J2.1 Pollen exposure and respiratory illness in a changing climate

Tuesday, 8 January 2013: 8:15 AM
Room 6B (Austin Convention Center)
Shubhayu Saha, Centers for Disease Control and Prevention, Atlanta, GA; and A. Manangan and G. Luber

Background: Pollen production is sensitive to other environmental factors like seasonal temperature, precipitation and carbon dioxide. Pollen with allergenic potential affects respiratory pathways of susceptible individuals and leads to a range of adverse health outcomes. With climate change, some of these environmental factors will change, with subsequent repercussions on pollen production and respiratory health outcomes.

Objective: The objectives of this research were to examine the (i) Effects of inter-annual seasonal climate variability on pollen production, using pollen concentration data observed daily from one station located in the metropolitan Atlanta area. (ii) Associations between three different pollen types (tree, grass, and ragweed) on outpatient visits for Allergic Rhinitis and allergy medication sales.
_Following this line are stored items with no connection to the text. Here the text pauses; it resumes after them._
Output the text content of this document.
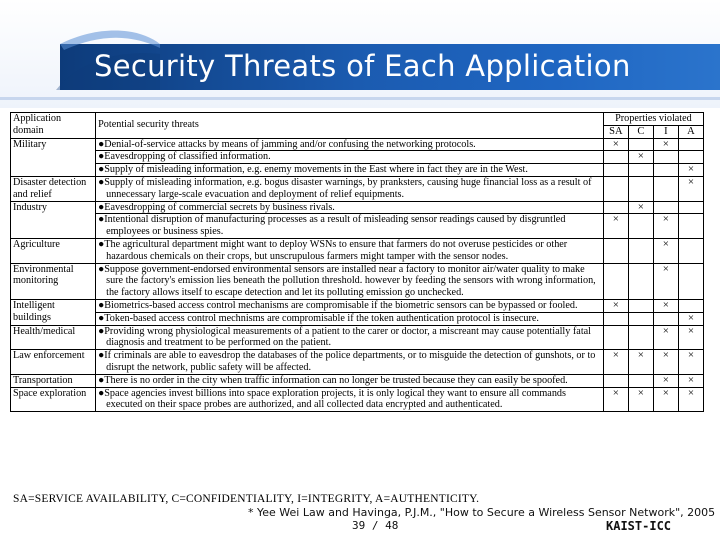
Security Threats of Each Application
Application domain	Potential security threats	Properties violated			
		SA	C	I	A
Military	●Denial-of-service attacks by means of jamming and/or confusing the networking protocols.	×		×	

	●Eavesdropping of classified information.		×		

	●Supply of misleading information, e.g. enemy movements in the East where in fact they are in the West.				×
Disaster detection and relief	●Supply of misleading information, e.g. bogus disaster warnings, by pranksters, causing huge financial loss as a result of unnecessary large-scale evacuation and deployment of relief equipments.				×
Industry	●Eavesdropping of commercial secrets by business rivals.		×		

	●Intentional disruption of manufacturing processes as a result of misleading sensor readings caused by disgruntled employees or business spies.	×		×	
Agriculture	●The agricultural department might want to deploy WSNs to ensure that farmers do not overuse pesticides or other hazardous chemicals on their crops, but unscrupulous farmers might tamper with the sensor nodes.			×	
Environmental monitoring	●Suppose government-endorsed environmental sensors are installed near a factory to monitor air/water quality to make sure the factory's emission lies beneath the pollution threshold. however by feeding the sensors with wrong information, the factory allows itself to escape detection and let its polluting emission go unchecked.			×	
Intelligent buildings	●Biometrics-based access control mechanisms are compromisable if the biometric sensors can be bypassed or fooled.	×		×	

	●Token-based access control mechnisms are compromisable if the token authentication protocol is insecure.				×
Health/medical	●Providing wrong physiological measurements of a patient to the carer or doctor, a miscreant may cause potentially fatal diagnosis and treatment to be performed on the patient.			×	×
Law enforcement	●If criminals are able to eavesdrop the databases of the police departments, or to misguide the detection of gunshots, or to disrupt the network, public safety will be affected.	×	×	×	×
Transportation	●There is no order in the city when traffic information can no longer be trusted because they can easily be spoofed.			×	×
Space exploration	●Space agencies invest billions into space exploration projects, it is only logical they want to ensure all commands executed on their space probes are authorized, and all collected data encrypted and authenticated.	×	×	×	×
SA=SERVICE AVAILABILITY, C=CONFIDENTIALITY, I=INTEGRITY, A=AUTHENTICITY.
* Yee Wei Law and Havinga, P.J.M., "How to Secure a Wireless Sensor Network", 2005
39 / 48	KAIST-ICC
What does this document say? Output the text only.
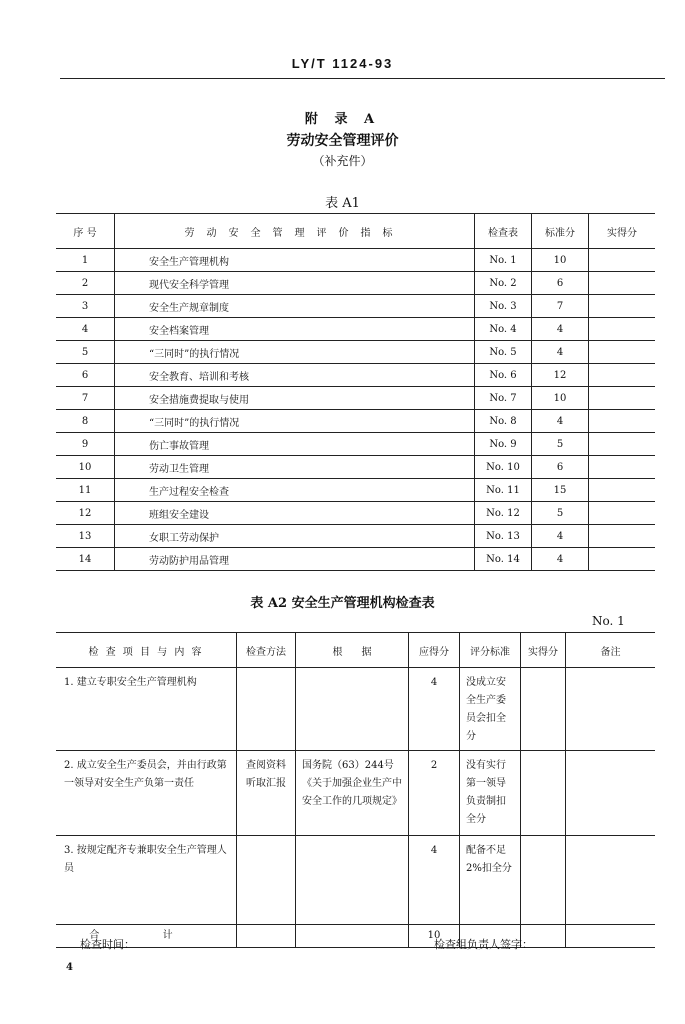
LY/T 1124-93
附 录 A
劳动安全管理评价
（补充件）
表 A1
序 号	劳动安全管理评价指标	检查表	标准分	实得分
1	安全生产管理机构	No. 1	10	
2	现代安全科学管理	No. 2	6	
3	安全生产规章制度	No. 3	7	
4	安全档案管理	No. 4	4	
5	“三同时”的执行情况	No. 5	4	
6	安全教育、培训和考核	No. 6	12	
7	安全措施费提取与使用	No. 7	10	
8	“三同时”的执行情况	No. 8	4	
9	伤亡事故管理	No. 9	5	
10	劳动卫生管理	No. 10	6	
11	生产过程安全检查	No. 11	15	
12	班组安全建设	No. 12	5	
13	女职工劳动保护	No. 13	4	
14	劳动防护用品管理	No. 14	4	
表 A2 安全生产管理机构检查表
No. 1
检 查 项 目 与 内 容	检查方法	根      据	应得分	评分标准	实得分	备注
1. 建立专职安全生产管理机构			4	没成立安全生产委员会扣全分		

2. 成立安全生产委员会，并由行政第一领导对安全生产负第一责任	查阅资料听取汇报	国务院（63）244号《关于加强企业生产中安全工作的几项规定》	2	没有实行第一领导负责制扣全分		

3. 按规定配齐专兼职安全生产管理人员			4	配备不足2%扣全分		

合 计			10			
检查时间：	检查组负责人签字：
4
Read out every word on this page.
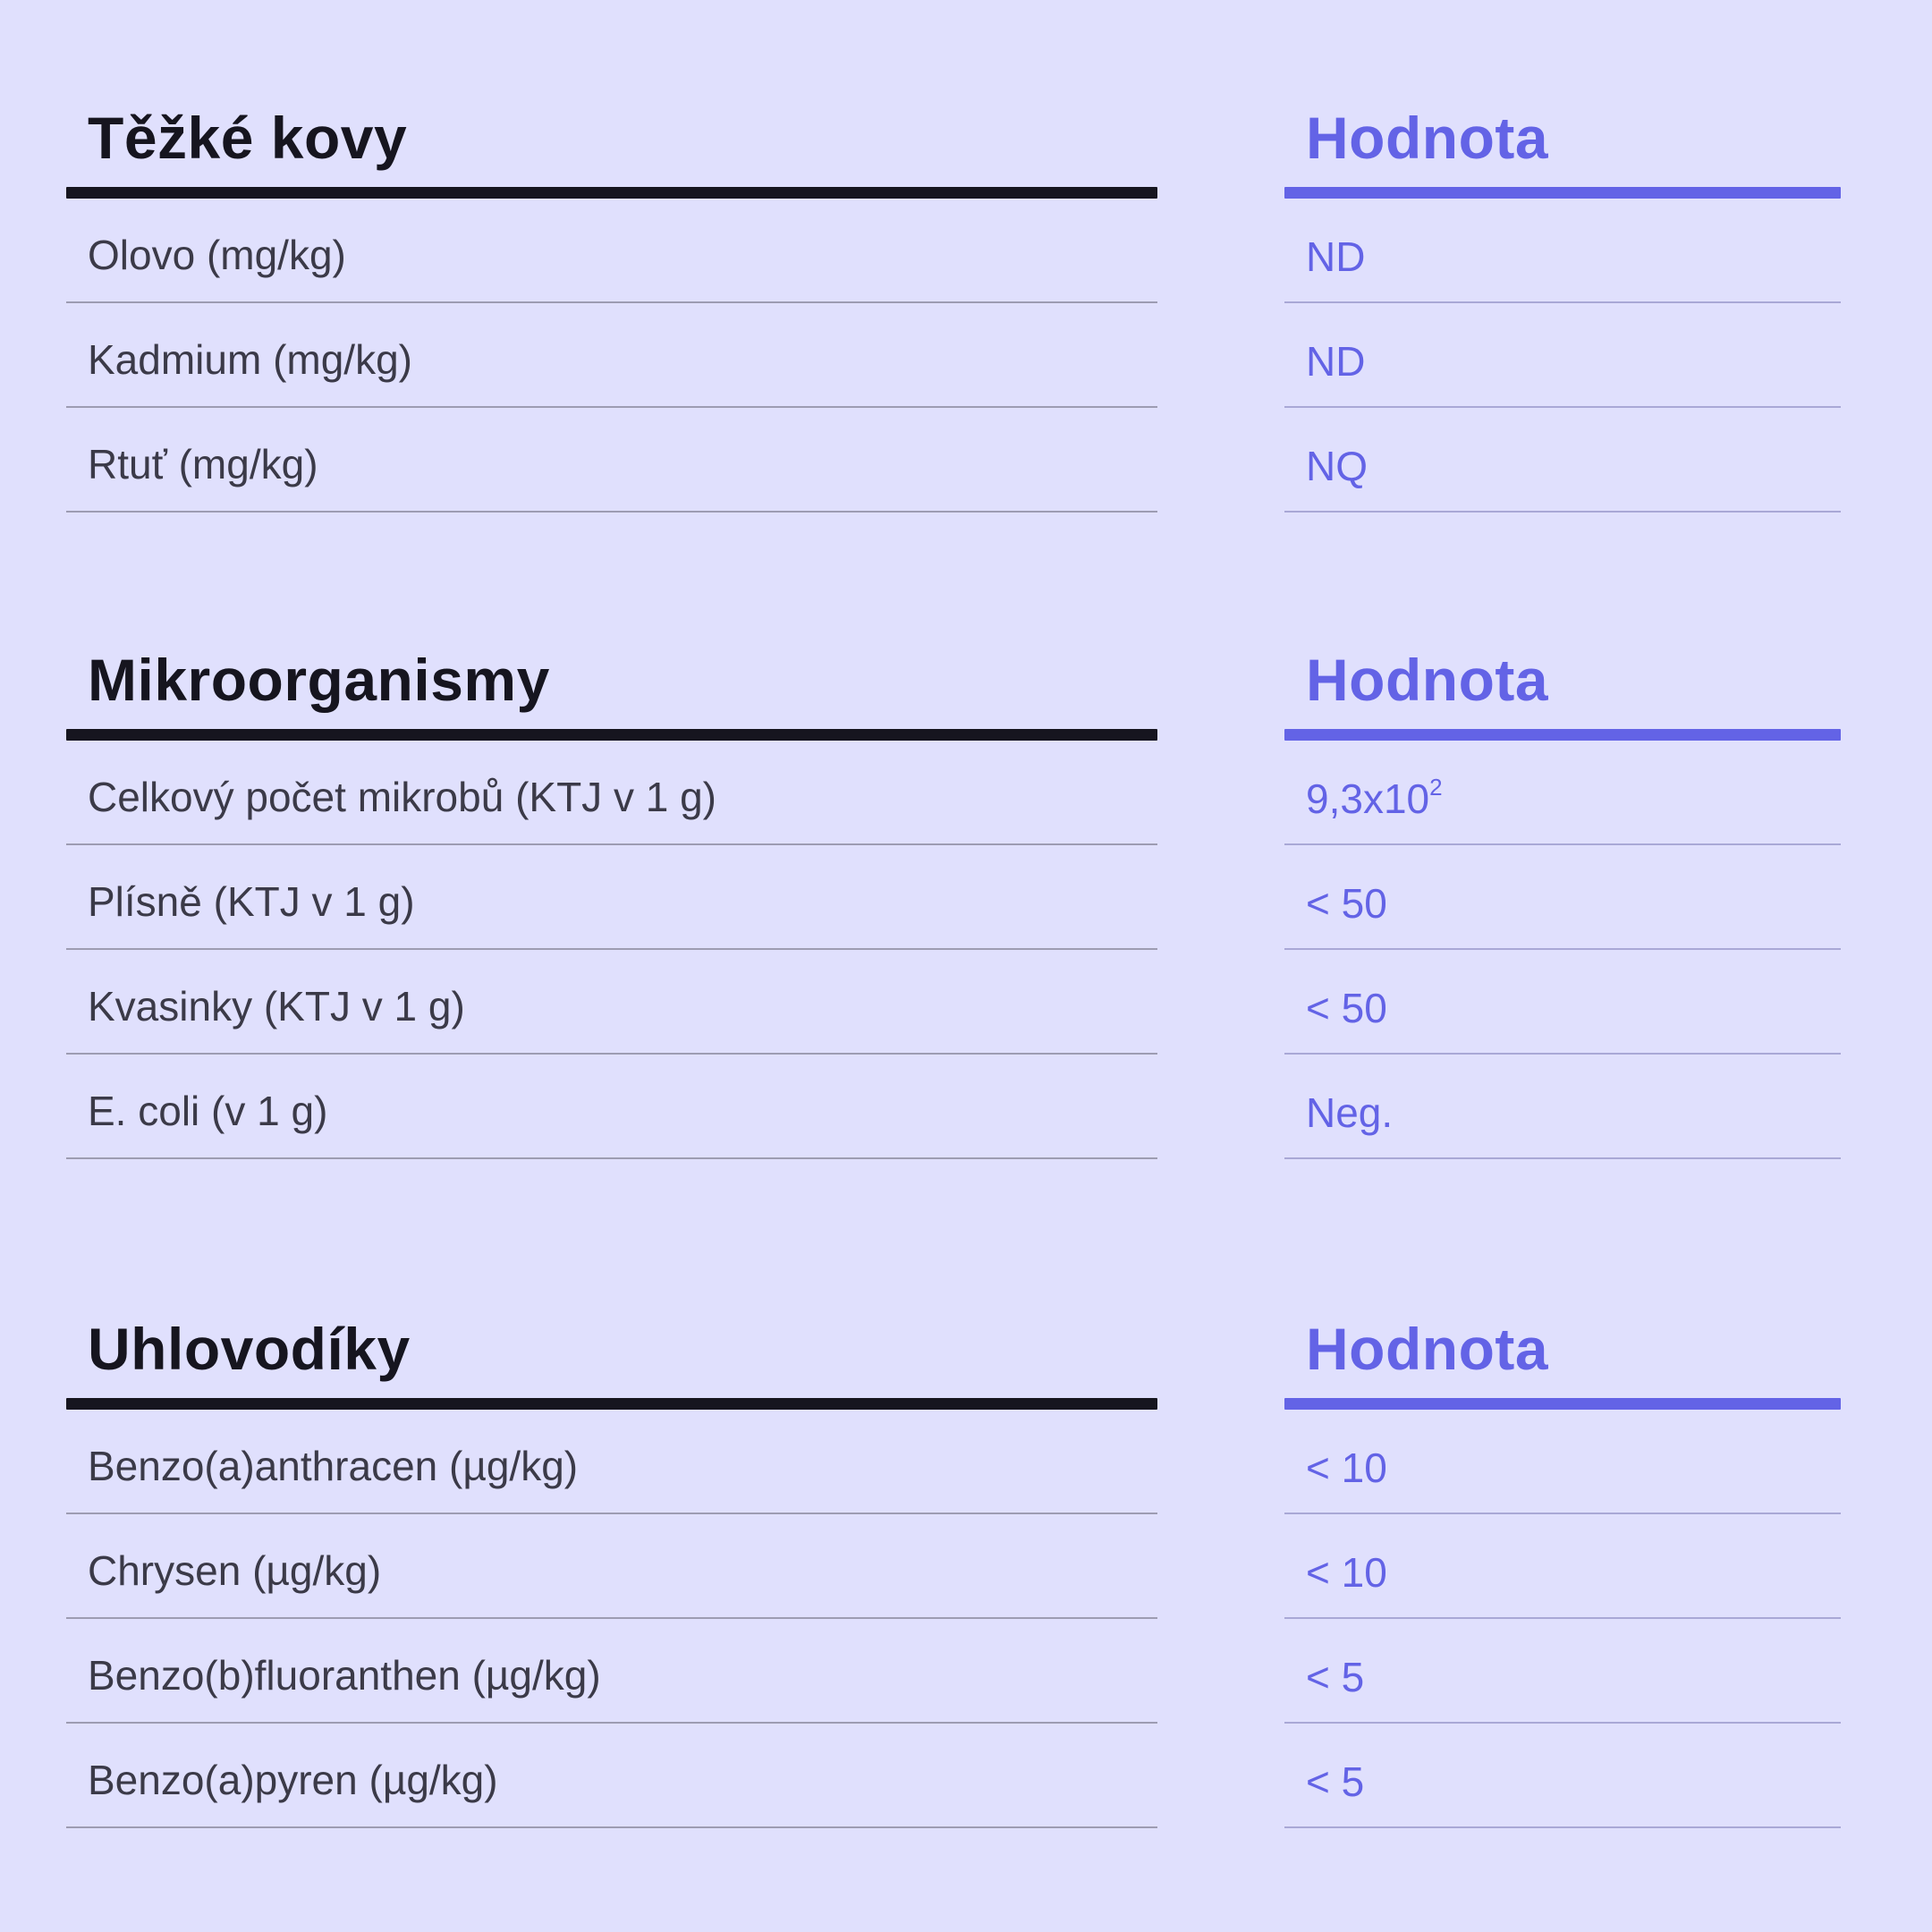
Těžké kovy
Olovo (mg/kg)
Kadmium (mg/kg)
Rtuť (mg/kg)
Hodnota
ND
ND
NQ
Mikroorganismy
Celkový počet mikrobů (KTJ v 1 g)
Plísně (KTJ v 1 g)
Kvasinky (KTJ v 1 g)
E. coli (v 1 g)
Hodnota
$9,3x10^2$
< 50
< 50
Neg.
Uhlovodíky
Benzo(a)anthracen (µg/kg)
Chrysen (µg/kg)
Benzo(b)fluoranthen (µg/kg)
Benzo(a)pyren (µg/kg)
Hodnota
< 10
< 10
< 5
< 5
Methods: (i) We developed linear regression models for a known subset of allergic plants, to determine if significant year-to-year relationships exist between seasonal climate and 1) pollen count, 2) the timing of pollen season onset, 3) season peaking, 4) season ending, and 5) and the length of season. (ii) Daily concentrations for tree, grass, and ragweed pollen were obtained from monitors each in Atlanta and Baltimore metropolitan areas for 2007-09. Patient-level health data was obtained from an administrative health dataset (Marketscan®) for those years. Episodes and dates of outpatient visits for Allergic Rhinitis (ICD9 code: 477) and allergy medication refills (generic and brand name drugs) were extracted for patients who resided in any county within the metropolitan areas. We conducted a case-crossover analysis with a time-stratified approach to selecting controls. Pollen concentration on each case-day (episode of outpatient visit/medication refill) was compared with pollen concentration on control-day(s) chosen for the same day of week within the half-month period as the episode. We controlled for potential environmental confounders like daily average concentrations of O3, PM2.5, temperature, precipitation, and wind in order to identify any association between elevated pollen level and adverse health outcomes.

Results: (i) We found statistically significant associations between seasonal climate and pollen production, but results varied according to specific allergenic plant species. Generally, pollen production was preceded by cold season conditions (e.g. fall freezing days, winter rainfall), rather than the climatic conditions occurring during a typical pollen release (e.g. spring). (ii) We analyzed 192,436 and 137,755 episodes of Allergic Rhinitis related outpatient visits; 268,647 and 108,886 allergy medication refills. The different pollen seasons for the 3 types were identified based on the observed pollen data. Tree (3-day moving average), grass (5-day lag), and ragweed (7-day lag) pollen concentrations were most strongly associated with Allergic Rhinitis outpatient visits and refills of allergy medication. When pollen concentrations were classified into four categories based on percentile thresholds, we found a non-linear dose-response relationship between health episodes and pollen categories. Sensitivity analysis using a one-month period for selection of controls yielded consistent results.

Conclusion: Developing models to quantify the relationship between seasonal climate and allergenic pollen production can aid clinicians in formulating strategies (e.g. exposure prevention or immunotherapy) that are tailored to patients with specific pollen hypersensitivities (e.g. oak, birch, or ragweed), in addition to the development of more precise seasonal pollen projections. Using a health dataset and pollen data from independent monitors, the preliminary results suggest associations between allergy outcomes and elevated pollen levels.